Des syndicats leur tendent la main
Au moment où les contractuels se battent pour leur intégration, des syndicats leur ont exprimé leur solidarité. Les représentants du Cnapeste à Bouira, Boumerdès et Béjaïa dénoncent « l’attitude des pouvoirs publics envers les enseignants contractuels à Boudouaou ». « Des conférences régionales sont en train de se tenir pour répondre à l’attitude musclée des pouvoirs publics qui ont encerclé nos camarades avec des forces anti-émeute. Nous allons aussi mener des mouvements de protestation à travers le territoire national en soutien aux contractuels », nous a déclaré un représentant du Cnapeste de la wilaya de Bouira. De son côté, le Syndicat national autonome des professeurs de l’enseignement secondaire et technique (Snapest) a déploré le fait qu’ »au lieu de procéder au règlement définitif de la situation des enseignants contractuels, la tutelle a instruit les directeurs de l’éducation à préparer une nouvelle liste d’enseignants qui devront remplacer ceux qui sont en grève de la faim ». Ce syndicat dénonce avec force cette procédure qui pourrait, selon la même source, conduire le secteur vers le pourrissement. Pour preuve, a-t-il dit, « les enseignants veulent entreprendre des rassemblements de protestation et des grèves ouvertes en signe de solidarité avec les contractuels ». Dans un communiqué rendu public, le Snapest apporte son soutien aux enseignants contractuels et met en garde les responsables concernés par cette situation, qui risque de conduire le secteur vers le pourrissement.
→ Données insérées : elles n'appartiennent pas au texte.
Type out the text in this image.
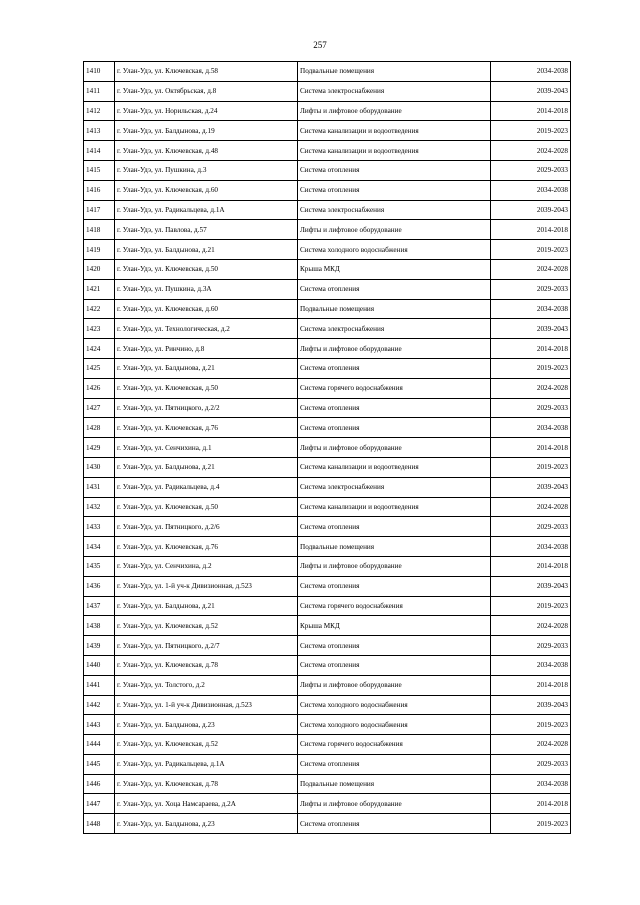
257
1410	г. Улан-Удэ, ул. Ключевская, д.58	Подвальные помещения	2034-2038
1411	г. Улан-Удэ, ул. Октябрьская, д.8	Система электроснабжения	2039-2043
1412	г. Улан-Удэ, ул. Норильская, д.24	Лифты и лифтовое оборудование	2014-2018
1413	г. Улан-Удэ, ул. Балдынова, д.19	Система канализации и водоотведения	2019-2023
1414	г. Улан-Удэ, ул. Ключевская, д.48	Система канализации и водоотведения	2024-2028
1415	г. Улан-Удэ, ул. Пушкина, д.3	Система отопления	2029-2033
1416	г. Улан-Удэ, ул. Ключевская, д.60	Система отопления	2034-2038
1417	г. Улан-Удэ, ул. Радикальцева, д.1А	Система электроснабжения	2039-2043
1418	г. Улан-Удэ, ул. Павлова, д.57	Лифты и лифтовое оборудование	2014-2018
1419	г. Улан-Удэ, ул. Балдынова, д.21	Система холодного водоснабжения	2019-2023
1420	г. Улан-Удэ, ул. Ключевская, д.50	Крыша МКД	2024-2028
1421	г. Улан-Удэ, ул. Пушкина, д.3А	Система отопления	2029-2033
1422	г. Улан-Удэ, ул. Ключевская, д.60	Подвальные помещения	2034-2038
1423	г. Улан-Удэ, ул. Технологическая, д.2	Система электроснабжения	2039-2043
1424	г. Улан-Удэ, ул. Ринчино, д.8	Лифты и лифтовое оборудование	2014-2018
1425	г. Улан-Удэ, ул. Балдынова, д.21	Система отопления	2019-2023
1426	г. Улан-Удэ, ул. Ключевская, д.50	Система горячего водоснабжения	2024-2028
1427	г. Улан-Удэ, ул. Пятницкого, д.2/2	Система отопления	2029-2033
1428	г. Улан-Удэ, ул. Ключевская, д.76	Система отопления	2034-2038
1429	г. Улан-Удэ, ул. Сенчихина, д.1	Лифты и лифтовое оборудование	2014-2018
1430	г. Улан-Удэ, ул. Балдынова, д.21	Система канализации и водоотведения	2019-2023
1431	г. Улан-Удэ, ул. Радикальцева, д.4	Система электроснабжения	2039-2043
1432	г. Улан-Удэ, ул. Ключевская, д.50	Система канализации и водоотведения	2024-2028
1433	г. Улан-Удэ, ул. Пятницкого, д.2/6	Система отопления	2029-2033
1434	г. Улан-Удэ, ул. Ключевская, д.76	Подвальные помещения	2034-2038
1435	г. Улан-Удэ, ул. Сенчихина, д.2	Лифты и лифтовое оборудование	2014-2018
1436	г. Улан-Удэ, ул. 1-й уч-к Дивизионная, д.523	Система отопления	2039-2043
1437	г. Улан-Удэ, ул. Балдынова, д.21	Система горячего водоснабжения	2019-2023
1438	г. Улан-Удэ, ул. Ключевская, д.52	Крыша МКД	2024-2028
1439	г. Улан-Удэ, ул. Пятницкого, д.2/7	Система отопления	2029-2033
1440	г. Улан-Удэ, ул. Ключевская, д.78	Система отопления	2034-2038
1441	г. Улан-Удэ, ул. Толстого, д.2	Лифты и лифтовое оборудование	2014-2018
1442	г. Улан-Удэ, ул. 1-й уч-к Дивизионная, д.523	Система холодного водоснабжения	2039-2043
1443	г. Улан-Удэ, ул. Балдынова, д.23	Система холодного водоснабжения	2019-2023
1444	г. Улан-Удэ, ул. Ключевская, д.52	Система горячего водоснабжения	2024-2028
1445	г. Улан-Удэ, ул. Радикальцева, д.1А	Система отопления	2029-2033
1446	г. Улан-Удэ, ул. Ключевская, д.78	Подвальные помещения	2034-2038
1447	г. Улан-Удэ, ул. Хоца Намсараева, д.2А	Лифты и лифтовое оборудование	2014-2018
1448	г. Улан-Удэ, ул. Балдынова, д.23	Система отопления	2019-2023
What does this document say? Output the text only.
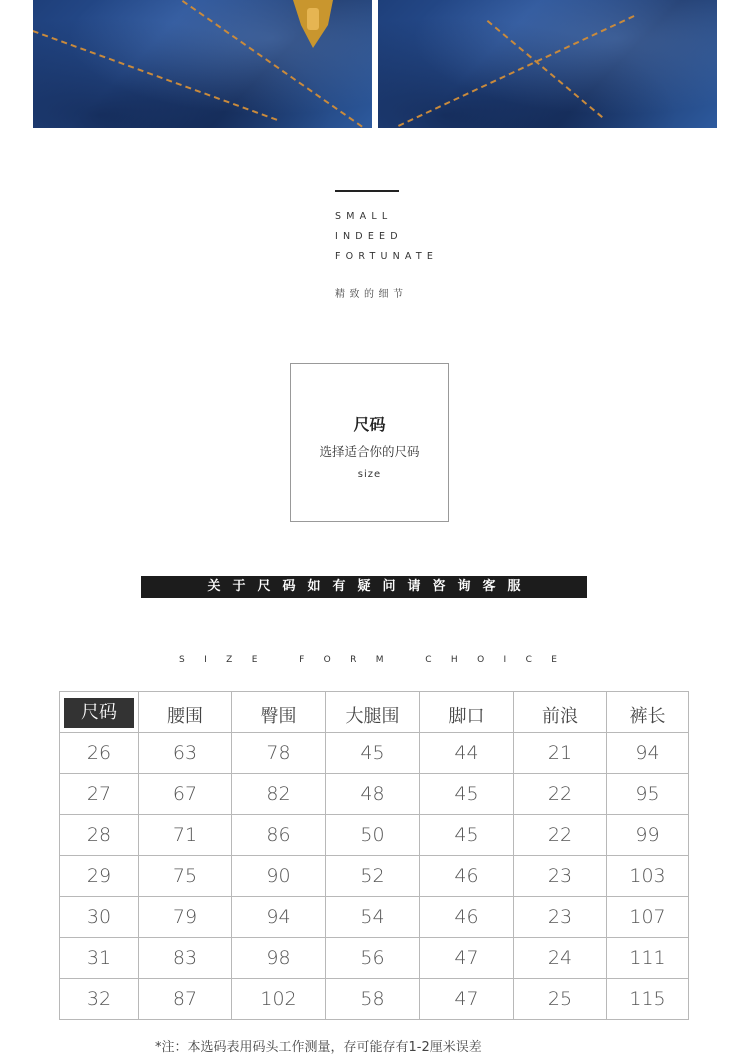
SMALL
INDEED
FORTUNATE
精致的细节
尺码
选择适合你的尺码
size
关于尺码如有疑问请咨询客服
SIZE FORM CHOICE
尺码	腰围	臀围	大腿围	脚口	前浪	裤长
26	63	78	45	44	21	94
27	67	82	48	45	22	95
28	71	86	50	45	22	99
29	75	90	52	46	23	103
30	79	94	54	46	23	107
31	83	98	56	47	24	111
32	87	102	58	47	25	115
*注：本选码表用码头工作测量，存可能存有1-2厘米误差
Il les a appelés « à ne pas verser de l’huile sur le feu en optant pour des procédures qui pourraient influer négativement sur les examens du troisième trimestre ». Cette entité syndicale a donc appelé le ministère de tutelle et les pouvoirs publics à procéder à l’intégration directe de cette catégorie de travailleurs.
Une commission mixte pour la prise en charge de leurs revendications
Une commission mixte a été installée lundi soir au ministère de l’Education nationale pour prendre en charge les préoccupations des enseignants contractuels protestataires, notamment la régularisation des salaires et de certaines primes.
« La ministre a reçu pour la deuxième fois, et pendant plus de trois heures, les représentants des enseignants contractuels. Elle a décidé de l’installation d’une commission mixte (conformément à ses engagements) pour régler, entre autres, les retards de paiement de salaires et de certaines primes », a déclaré à l’APS le secrétaire général du ministère, Abdelhakim Belabed, au terme de la réunion.
Concernant la principale exigence des enseignants contractuels, à savoir l’intégration sans condition, Mme Nouria Benghebrit a rappelé l’impossibilité du recrutement direct, mettant toutefois en exergue, le nombre d’années d’expérience qui leur servira de bonification. Elle a indiqué, à ce propos, que la décision de valorisation de l’expérience professionnelle des enseignants contractuels par « bonification des points » était un « énorme effort » consenti par la fonction publique.